The petition in this case recites that John Dinsmore, James Cochran, surviving partner of Walter C. White, deceased, and W. D. C. Hall, jointly and severally promised to pay the said George Huff, administrator of Samuel Sawyer, deceased, the sum of $635. The instrument of writing upon which the said action is founded bears date the 15th day of November, 1835. It appears from the facts of this case that said Samuel Sawyer, on the 10th day of November, 1832, promised in writing to pay W. C. White & Co., on demand, the amount which might fall due to the said White & Co. from the estate of Lewis L. Yieder, deceased. It appears that by a settlement made before L. Lassassua, alcalde of the municipality of Austin, on the 10th day of May, 1833, between George B. McKinstry, administrator of the estate of the said Lewis L. Yieder, and the said Walter C. White for himself and company, that the estate of the said Lewis L. Yieder fell in debt to the said Walter C. White & Co. in the sum of $427.10, which determined the nature and amount of the said demand; which said demand was transferred by the said Walter C, White for himself and company to George Huff, administrator of the estate of the said Samuel Sawyer, on the 24th January, 1834.
From the testimony of J. H. Money and J. Benton Johnson, the chief justice and clerk of the county of Austin, it appears that George Huff, administrator of the estate of the said Sawyer, on the 24th day of August, 1838, exhibited his petition, praying that certain papers in possession of the estate of Wm. Barrett Travis, deceased, were material to the administration of the estate of the said Sawyer and in nowise connected with the estate of the said Travis, and among others the obligation of Sawyer of the 10th of November, 1832, which was delivered to Huff, as administrator of the said Sawyer in accordance with the prayer of the said petition.
*426From the testimony of Ira R. Lewis it seems that the note on which this action was founded was given by the appellants, White and Hall, at the succession sale of the said Sawyer, deceased (White signing the note for himself, Dinsmore and Cochran), for cattle purchased by the said White and Hall; and Lewis states that when called upon for a settlement of estates between Huff and himself—one as administrator of the estate of Vieder and the other of the estate of Sawyer—that Huff had Vieder’s estate charged with the judgment of Walter C. White & Co., “and said that he had paid it with the note given for cattle purchased at the succession sale, before named,” and that it was then a claim in his (Huff’s) hands as administrator of the estate of Sawyer against Vieder’s estate. The verdict of the jury was for the full amount of the note sued upon without interest.

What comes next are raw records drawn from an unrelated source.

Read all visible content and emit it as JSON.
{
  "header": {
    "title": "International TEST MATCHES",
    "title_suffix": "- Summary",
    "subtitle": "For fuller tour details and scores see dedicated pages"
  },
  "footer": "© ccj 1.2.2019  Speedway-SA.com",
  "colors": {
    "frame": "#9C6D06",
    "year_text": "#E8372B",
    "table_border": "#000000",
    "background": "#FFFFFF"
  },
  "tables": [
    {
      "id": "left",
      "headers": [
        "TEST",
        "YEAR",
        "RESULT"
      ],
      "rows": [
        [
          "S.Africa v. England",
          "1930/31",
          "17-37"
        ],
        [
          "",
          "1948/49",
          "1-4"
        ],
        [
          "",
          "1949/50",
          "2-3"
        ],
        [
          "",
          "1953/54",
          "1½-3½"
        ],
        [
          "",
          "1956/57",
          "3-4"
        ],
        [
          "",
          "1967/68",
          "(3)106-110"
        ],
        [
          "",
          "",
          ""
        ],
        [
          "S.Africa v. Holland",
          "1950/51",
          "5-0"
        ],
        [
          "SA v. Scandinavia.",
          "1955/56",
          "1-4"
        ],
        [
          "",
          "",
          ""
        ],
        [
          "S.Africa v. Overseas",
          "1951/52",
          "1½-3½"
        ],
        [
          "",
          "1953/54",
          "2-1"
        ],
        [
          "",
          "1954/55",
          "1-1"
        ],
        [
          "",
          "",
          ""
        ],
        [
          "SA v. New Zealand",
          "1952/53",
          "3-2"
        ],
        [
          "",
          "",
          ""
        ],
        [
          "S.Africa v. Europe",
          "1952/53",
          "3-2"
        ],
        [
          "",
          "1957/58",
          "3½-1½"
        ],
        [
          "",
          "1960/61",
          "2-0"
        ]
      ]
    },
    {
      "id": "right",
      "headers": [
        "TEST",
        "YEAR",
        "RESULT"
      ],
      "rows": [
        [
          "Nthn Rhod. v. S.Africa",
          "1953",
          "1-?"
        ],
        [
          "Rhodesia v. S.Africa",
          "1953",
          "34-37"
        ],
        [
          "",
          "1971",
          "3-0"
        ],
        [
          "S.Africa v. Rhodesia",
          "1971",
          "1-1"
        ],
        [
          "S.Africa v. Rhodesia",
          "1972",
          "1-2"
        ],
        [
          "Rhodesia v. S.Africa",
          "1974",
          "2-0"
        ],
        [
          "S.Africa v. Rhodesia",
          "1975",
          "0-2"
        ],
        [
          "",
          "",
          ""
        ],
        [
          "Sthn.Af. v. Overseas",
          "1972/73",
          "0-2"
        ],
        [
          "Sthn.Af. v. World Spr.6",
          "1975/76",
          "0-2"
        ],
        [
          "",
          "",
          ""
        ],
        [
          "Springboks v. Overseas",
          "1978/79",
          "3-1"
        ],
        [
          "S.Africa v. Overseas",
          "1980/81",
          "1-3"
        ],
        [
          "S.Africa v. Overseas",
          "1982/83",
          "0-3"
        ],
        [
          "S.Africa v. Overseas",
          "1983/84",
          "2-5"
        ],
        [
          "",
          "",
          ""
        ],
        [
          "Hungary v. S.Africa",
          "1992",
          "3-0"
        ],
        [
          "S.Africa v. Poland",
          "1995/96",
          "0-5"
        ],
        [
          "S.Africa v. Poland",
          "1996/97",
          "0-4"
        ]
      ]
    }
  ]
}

The only question for the court to decide upon is whether the amount recovered against Sawyer as administrator of the said Vieder is a good set-off against the demand of Huff, as administrator. The court is of opinion that it is. The nature of the first obligation to Sawyer is uncertain; but is determined by the settlement made before Lassassua on the 10th of May, 1833. Huff, as administrator of Sawyer, on the 24th of August, 1838, by petition to the chief justice of Austin County and order of the probate court of said county came in possession of the obligation from Sawyer to White and White & Co., of the date of November 10, 1832, and from the testimony of the said Lewis it appears that he had charged the estate of the said Vieder with the identical amount of the said settlement of the 10th of May, 1833, which he said he had paid with the note “given for cattle at the succession sale of Sawyer in November, 1833.” This testimony determines the nature of the suit. It is evident that when the purchase of the cattle was made in 1833, and the transfer of the amount due on settlement in May, 1833, in January, 1834, that the intention of the parties was that the amount of the settlement given in favor of White and White & Co. should be deducted from the amount of the note now sued upon, and therefore the court are of opinion that the offset should have been allowed and that there was error in the court below in not allowing the offset, and that judgment be rendered for the appellee for the sum of $207.90, and be taxed with the cost of this appeal.